En l’absence d’assises théoriques provenant d’études antérieures au sujet du processus d’ouverture de ces écoles au Québec et de cette forme particulière d’implication collective des parents, c’est une théorie normative de la gouvernance qui a été choisie comme cadrage théorique. Il s’agit de la théorie de la gouvernance réflexive élaborée par Jacques Lenoble, Marc Maesschalck et leur équipe du Centre de philosophie du droit (CPDR) de l’Université catholique de Louvain. Elle a été, par la suite, adaptée au domaine de l’éducation par Christine Brabant, professeure-chercheure en administration de l’éducation à l’Université de Montréal et chercheuse associée au CPDR. Cette théorie est issue des sciences sociales et de la philosophie politique pragmatique. Ses propositions éthiques et philosophiques renvoient à un idéal de référence d’un point de vue politique et démocratique.

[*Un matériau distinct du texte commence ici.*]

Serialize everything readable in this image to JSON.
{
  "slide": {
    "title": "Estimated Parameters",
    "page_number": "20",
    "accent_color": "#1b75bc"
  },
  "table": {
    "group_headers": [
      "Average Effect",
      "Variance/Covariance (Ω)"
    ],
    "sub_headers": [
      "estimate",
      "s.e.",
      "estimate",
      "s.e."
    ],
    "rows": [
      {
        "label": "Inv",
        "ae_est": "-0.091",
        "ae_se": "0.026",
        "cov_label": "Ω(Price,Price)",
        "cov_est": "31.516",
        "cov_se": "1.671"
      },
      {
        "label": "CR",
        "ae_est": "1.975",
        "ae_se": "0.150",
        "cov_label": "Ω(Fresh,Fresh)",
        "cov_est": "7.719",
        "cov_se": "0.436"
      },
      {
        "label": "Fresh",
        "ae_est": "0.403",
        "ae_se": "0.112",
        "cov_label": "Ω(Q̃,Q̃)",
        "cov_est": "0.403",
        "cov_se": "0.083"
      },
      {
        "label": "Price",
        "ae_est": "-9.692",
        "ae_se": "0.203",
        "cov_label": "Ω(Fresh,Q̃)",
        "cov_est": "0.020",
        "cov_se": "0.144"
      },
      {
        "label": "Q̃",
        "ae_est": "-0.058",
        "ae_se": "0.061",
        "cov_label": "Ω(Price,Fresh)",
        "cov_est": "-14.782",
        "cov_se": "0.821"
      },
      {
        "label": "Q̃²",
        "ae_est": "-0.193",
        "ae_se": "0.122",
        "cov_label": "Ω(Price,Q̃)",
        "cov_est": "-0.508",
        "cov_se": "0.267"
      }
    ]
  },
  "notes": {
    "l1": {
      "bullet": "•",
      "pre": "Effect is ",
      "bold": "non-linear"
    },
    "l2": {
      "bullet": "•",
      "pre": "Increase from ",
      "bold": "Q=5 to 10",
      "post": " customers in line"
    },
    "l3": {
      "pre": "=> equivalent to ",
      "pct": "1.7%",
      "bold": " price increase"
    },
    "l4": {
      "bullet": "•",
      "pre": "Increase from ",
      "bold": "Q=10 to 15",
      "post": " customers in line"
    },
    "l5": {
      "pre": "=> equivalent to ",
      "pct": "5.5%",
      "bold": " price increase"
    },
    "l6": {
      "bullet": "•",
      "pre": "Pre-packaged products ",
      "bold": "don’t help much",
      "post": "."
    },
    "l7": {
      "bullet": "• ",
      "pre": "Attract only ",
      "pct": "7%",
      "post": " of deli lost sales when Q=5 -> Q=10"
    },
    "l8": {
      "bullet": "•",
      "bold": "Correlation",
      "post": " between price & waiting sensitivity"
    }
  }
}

12 Afin d’alléger le texte, je nommerai les groupes de parents qui œuvrent à l’ouverture d’une école

Dans ce chapitre, nous définirons premièrement le concept général de gouvernance pour ensuite présenter la théorie de la gouvernance réflexive. Nous expliciterons à ce moment en quoi les bases de cette théorie normative proposent un idéal démocratique qui favorise l’expression des acteurs collectifs et leur prise de pouvoir dans le système démocratique. Nous énoncerons deuxièmement quelques caractéristiques de la gouvernance réflexive, soit son pragmatisme, son contextualisme et sa réflexivité. Troisièmement, nous préciserons le processus d’apprentissage de l'action collective et politique des acteurs de la base qui, selon la conception de Maesschalck (2005), est nécessaire à la prise en charge du changement par les acteurs. Quatrièmement, les principes d’opacité, d’ignorance et d’exception (Maesschalck, 2005) exposeront la fragilité qui découle de la position du sujet en relation avec l’institution. Finalement, nous présenterons une analyse des limites et des contraintes des dispositifs institutionnels actuels de participation des parents du point de vue des propositions de démocratie et de gouvernance réflexive de Maesschalck, ce qui mènera à nos objectifs spécifiques de recherche.